A northwest view of the proposed condo tower site at 9 – 21 Grenville Street on March 12 2011. Toronto police headquarters is the blue-domed building at left. In the middle background is the 35-storey Murano north condo tower.
The condo development site viewed from Grenville Street, looking southeast, on March 12 2011. At left is the 2 Carlton Street office building; in the middle background are The Met condo towers on Carlton Street.
Grenville Street view of the development site, looking south on January 10 2011. The College Park office, condo and retail complex is just half a block to the south.
The proposed 52-storey condo building would tower above the northwest corner of Yonge and College Streets, seen here March 12 2011. The beige building at the left is The Gallery, a 27-storey apartment highrise at 25 Grenville Street.
Will Grenville Street grow up? What is now a side street parking lot near police headquarters could become the second-highest building in the Yonge & College area if Lifetime Developments gets City approval for its latest condo tower development proposal.
Lifetime wants to construct a 52-storey condo on the south side of Grenville Street, just a stone’s throw west of Yonge Street. The development is planned for properties at 9 – 21 Grenville Street, currently occupied by a parking lot and a three-storey brick heritage house.
Lifetime’s tower would rise 167 meters to the top of its penthouse-level mechanical facility, and would have 438 residential units in bachelor, 1-bedroom and 2-bedroom configurations. Part of the heritage building would be incorporated into the condo complex and would hold 120 square meters of retail space. There would be five levels of underground parking for vehicles and bicycles.
The condo would rise in a prime downtown location less than a block from the Carlton streetcar route and the College station on the Yonge subway line.
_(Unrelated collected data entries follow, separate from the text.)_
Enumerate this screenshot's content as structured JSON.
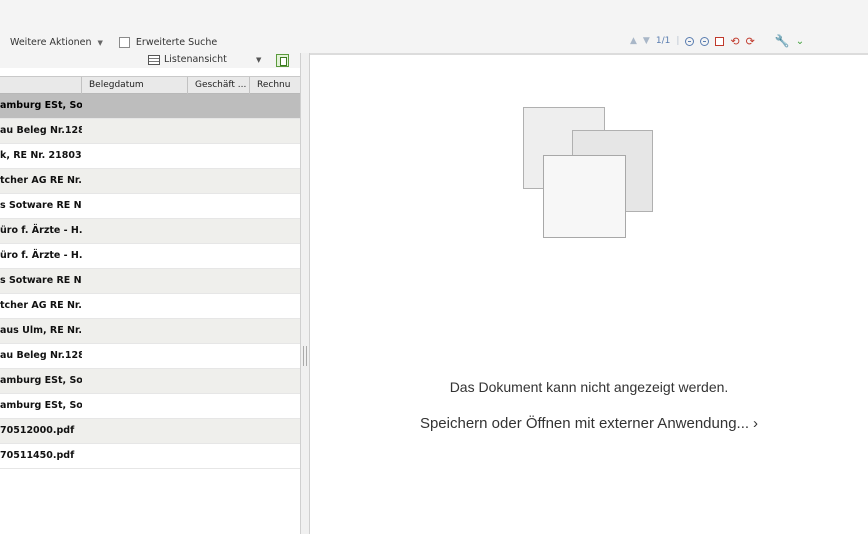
{
  "toolbar": {
    "more_actions_label": "Weitere Aktionen",
    "more_actions_icon": "chevron-down",
    "advanced_search_label": "Erweiterte Suche",
    "advanced_search_checked": false
  },
  "list_toolbar": {
    "view_label": "Listenansicht",
    "view_icon": "grid-list",
    "export_icon": "excel-export"
  },
  "table": {
    "columns": [
      "Belegdatum",
      "Geschäft ...",
      "Rechnu"
    ],
    "rows": [
      {
        "label": "amburg ESt, Soll",
        "state": "selected"
      },
      {
        "label": "au Beleg Nr.128",
        "state": "alt"
      },
      {
        "label": "k, RE Nr. 21803",
        "state": ""
      },
      {
        "label": "tcher AG RE Nr.",
        "state": "alt"
      },
      {
        "label": "s Sotware RE Nr",
        "state": ""
      },
      {
        "label": "üro f. Ärzte - H.",
        "state": "alt"
      },
      {
        "label": "üro f. Ärzte - H.",
        "state": ""
      },
      {
        "label": "s Sotware RE Nr",
        "state": "alt"
      },
      {
        "label": "tcher AG RE Nr.",
        "state": ""
      },
      {
        "label": "aus Ulm, RE Nr.",
        "state": "alt"
      },
      {
        "label": "au Beleg Nr.128",
        "state": ""
      },
      {
        "label": "amburg ESt, Soll",
        "state": "alt"
      },
      {
        "label": "amburg ESt, Soll",
        "state": ""
      },
      {
        "label": "70512000.pdf",
        "state": "alt"
      },
      {
        "label": "70511450.pdf",
        "state": ""
      }
    ]
  },
  "viewer": {
    "page_indicator": "1/1",
    "message": "Das Dokument kann nicht angezeigt werden.",
    "open_external": "Speichern oder Öffnen mit externer Anwendung...",
    "open_external_arrow": "›"
  },
  "colors": {
    "selected_row": "#bdbdbd",
    "alt_row": "#efefec",
    "accent_blue": "#5a7db0",
    "accent_green": "#3fa03a",
    "accent_red": "#c0392b"
  }
}
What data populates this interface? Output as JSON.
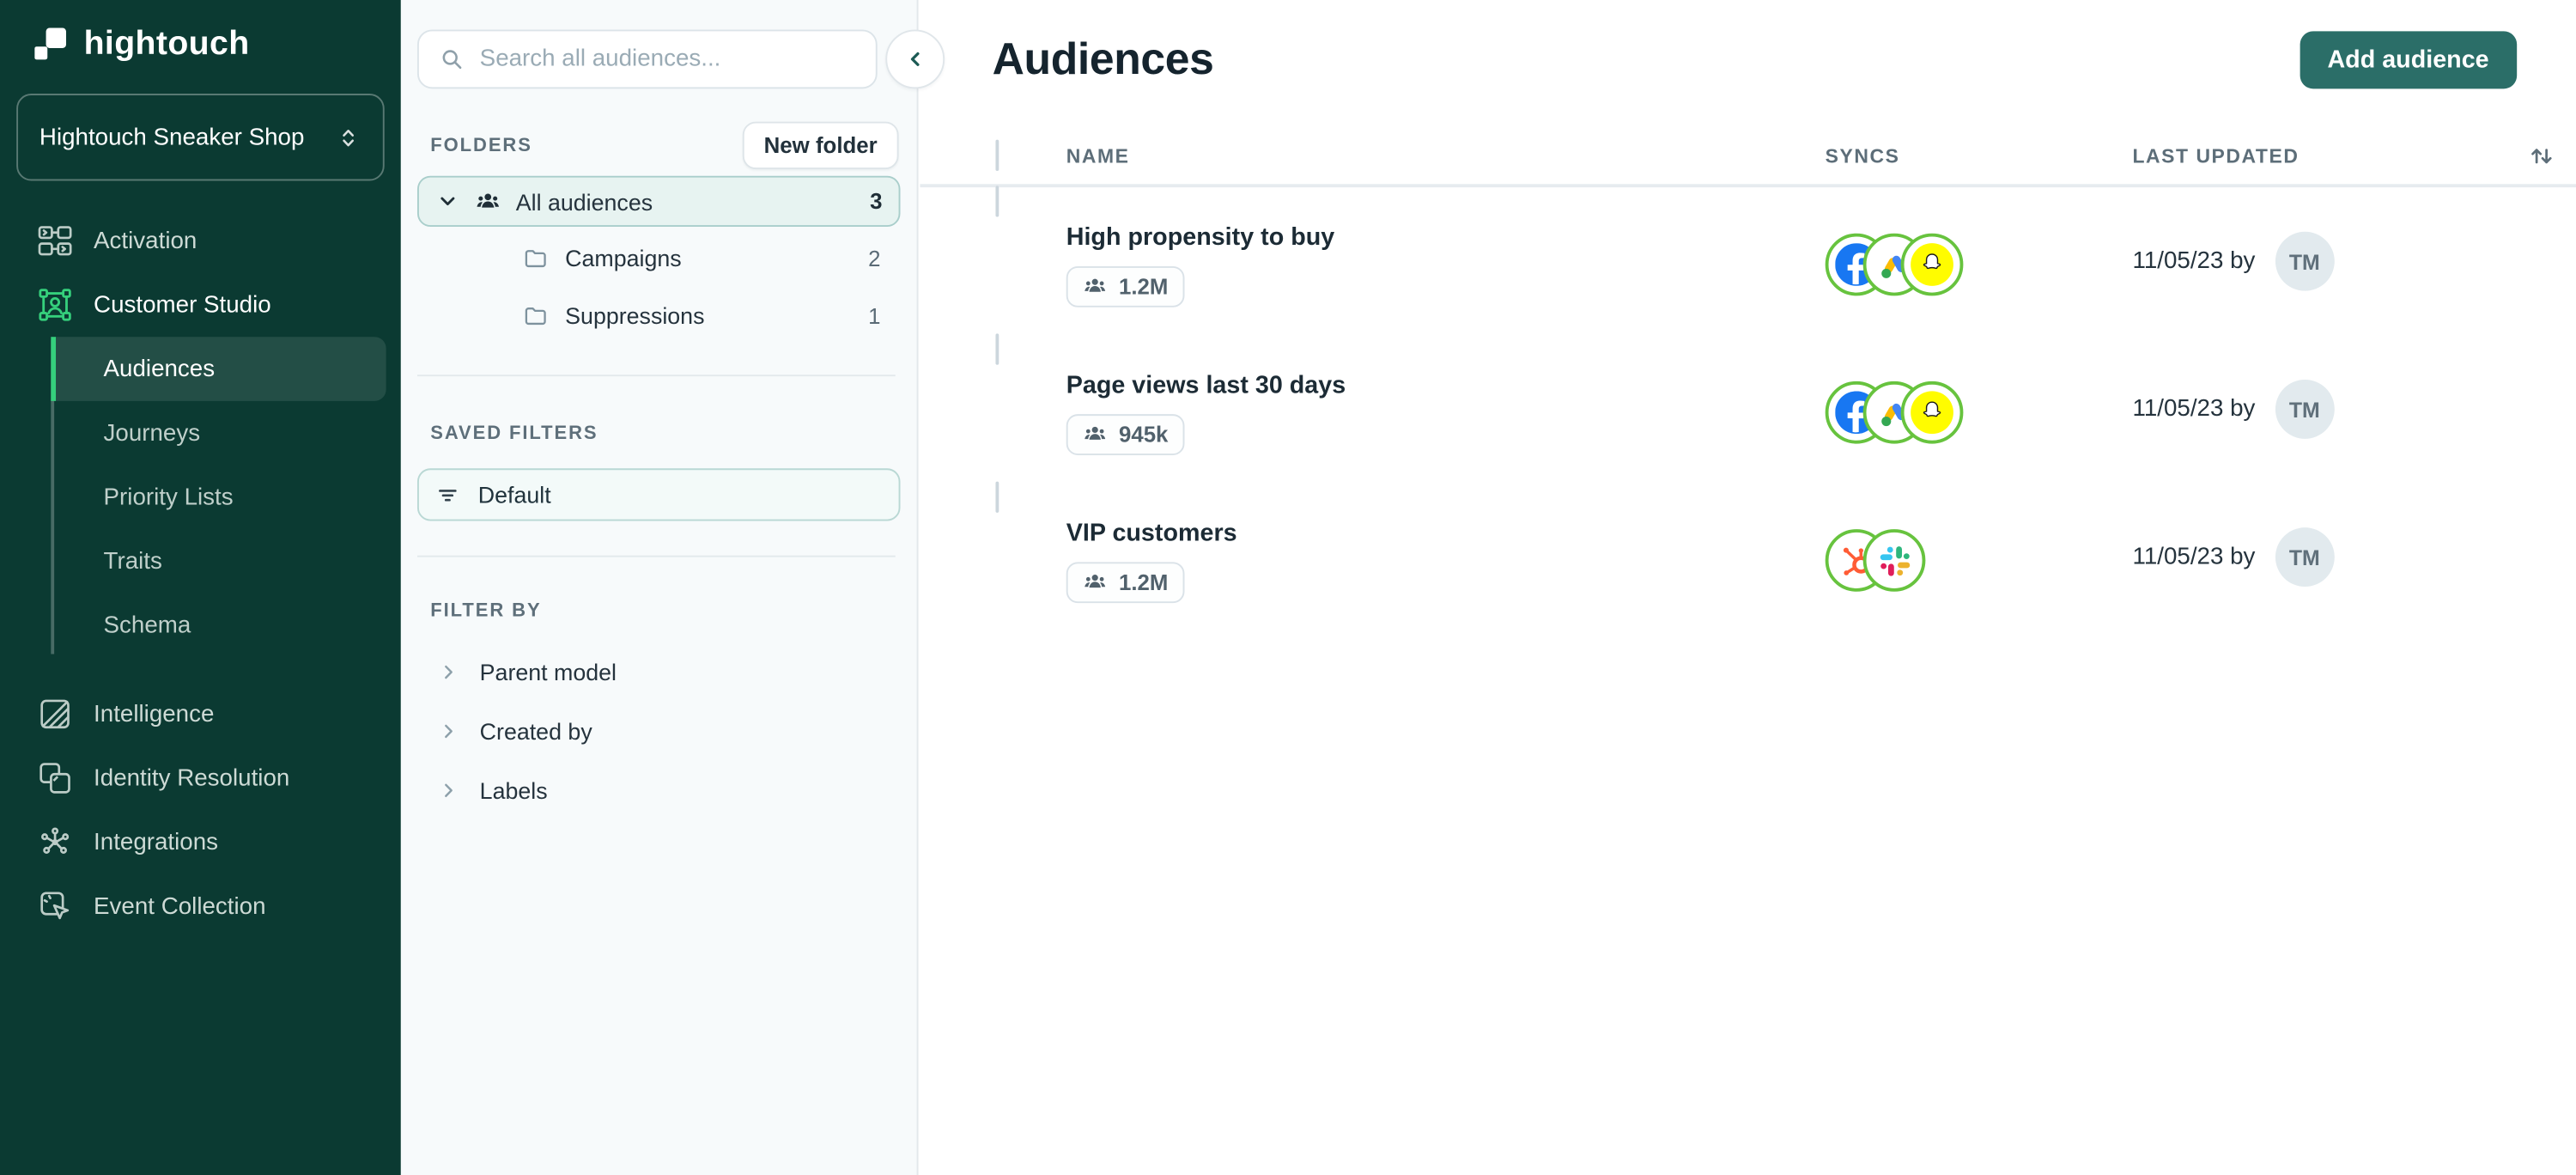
{
  "app": {
    "logo_text": "hightouch"
  },
  "colors": {
    "sidebar_bg": "#0B3A32",
    "accent_green": "#35D07C",
    "ring_green": "#67C33E",
    "button_teal": "#2B6E68",
    "selected_bg": "#E7F3F1",
    "selected_border": "#A9CECB",
    "avatar_bg": "#E2EAEE"
  },
  "sidebar": {
    "workspace_name": "Hightouch Sneaker Shop",
    "nav": [
      {
        "label": "Activation",
        "icon": "activation-icon"
      },
      {
        "label": "Customer Studio",
        "icon": "customer-studio-icon",
        "active": true
      }
    ],
    "customer_studio_subnav": [
      {
        "label": "Audiences",
        "selected": true
      },
      {
        "label": "Journeys"
      },
      {
        "label": "Priority Lists"
      },
      {
        "label": "Traits"
      },
      {
        "label": "Schema"
      }
    ],
    "nav_secondary": [
      {
        "label": "Intelligence",
        "icon": "intelligence-icon"
      },
      {
        "label": "Identity Resolution",
        "icon": "identity-resolution-icon"
      },
      {
        "label": "Integrations",
        "icon": "integrations-icon"
      },
      {
        "label": "Event Collection",
        "icon": "event-collection-icon"
      }
    ]
  },
  "panel": {
    "search_placeholder": "Search all audiences...",
    "folders_label": "FOLDERS",
    "new_folder_button": "New folder",
    "folders": [
      {
        "name": "All audiences",
        "count": "3",
        "selected": true,
        "icon": "people-icon"
      },
      {
        "name": "Campaigns",
        "count": "2",
        "icon": "folder-icon"
      },
      {
        "name": "Suppressions",
        "count": "1",
        "icon": "folder-icon"
      }
    ],
    "saved_filters_label": "SAVED FILTERS",
    "saved_filters": [
      {
        "name": "Default",
        "icon": "filter-icon"
      }
    ],
    "filter_by_label": "FILTER BY",
    "filter_by": [
      {
        "label": "Parent model"
      },
      {
        "label": "Created by"
      },
      {
        "label": "Labels"
      }
    ]
  },
  "main": {
    "title": "Audiences",
    "add_audience_button": "Add audience",
    "table": {
      "columns": {
        "name": "NAME",
        "syncs": "SYNCS",
        "last_updated": "LAST UPDATED"
      },
      "rows": [
        {
          "name": "High propensity to buy",
          "size": "1.2M",
          "syncs": [
            "facebook",
            "google-ads",
            "snapchat"
          ],
          "last_updated": "11/05/23 by",
          "avatar_initials": "TM"
        },
        {
          "name": "Page views last 30 days",
          "size": "945k",
          "syncs": [
            "facebook",
            "google-ads",
            "snapchat"
          ],
          "last_updated": "11/05/23 by",
          "avatar_initials": "TM"
        },
        {
          "name": "VIP customers",
          "size": "1.2M",
          "syncs": [
            "hubspot",
            "slack"
          ],
          "last_updated": "11/05/23 by",
          "avatar_initials": "TM"
        }
      ]
    }
  }
}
At 167 meters, it would become the neighbourhood’s second-tallest tower (the 75-storey Aura condo, currently under construction just one block to the south at College Park, will stand 264 meters).
9 Grenville’s height, which is more than 3.5 times as tall as city zoning presently allows for the area, is just one element of the proposal with which municipal planning officials and neighbourhood groups take issue. A background file prepared for the Toronto and East York Community Council lists 15 different concerns with the proposal, including height, density, parking, heritage and traffic impacts, mix of unit sizes and the building’s relation to the streetscape.
Meanwhile, the neighbourhood’s Bay Cloverhill Community Association identified numerous practical issues that it planned to raise at a community consultation meeting last month.
Below are building elevation and site plan drawings that had been submitted to the City planning department, along with recent photos I’ve taken of the proposed tower site and surrounding area.
Condo tower development proposal sign posted at 9 Grenville Street
North and east elevation drawings for the proposed condo tower
Site plan drawing for proposed 9 Grenville Street condo tower
Grenville Street view of the proposed tower site on November 15 2010
Grenville Street southeast view of the site on November 15 2010
The eastern half of the site, seen here on January 10 2011. The historic College Park building is visible on College Street just half a block south.
A January 10 2011 view of the heritage building at 21 Grenville St.
The designated heritage building at 21 Grenville Street, the John Irwin House, was built in 1873. The front half would be kept as part of the condo complex.
The development site viewed from the north side of Grenville St.
The parking lot where the tower would rise, seen here on January 10 2011
Wood Street westerly view toward the proposed condo site on March 12 2011. The 52-storey tower would rise directly in front of the beige apartment building, which has no windows on either its east or left walls.
Yonge Street view down Grenville Street on March 12 2011. From left are an office tower at College Park, a two-storey office building with an RBC bank branch, The Gallery apartment building, the 45-storey Murano South condo tower, the 16- storey Peregrine Co-Op apartments, and the 21-storey George Drew Building (the Ontario Coroner’s headquarters on Grosvenor Street).
Another view from Yonge Street toward the proposed development site
Looking west from the corner of Yonge and Grenville Streets
The 9 Grenville site viewed from the corner of Grenville Street and St Luke Laneway on March 12 2011
St Luke Laneway view of the proposed condo tower site, looking northwest
St Luke Laneway view of the site, looking to the west
The three-storey half of the heritage building would be incorporated into the condo development, but the rear half would be demolished.
Northeast view from the back corner of the parking lot at 9 Grenville.
The Peregrine Co-Op apartment building on the north side of Grenville St.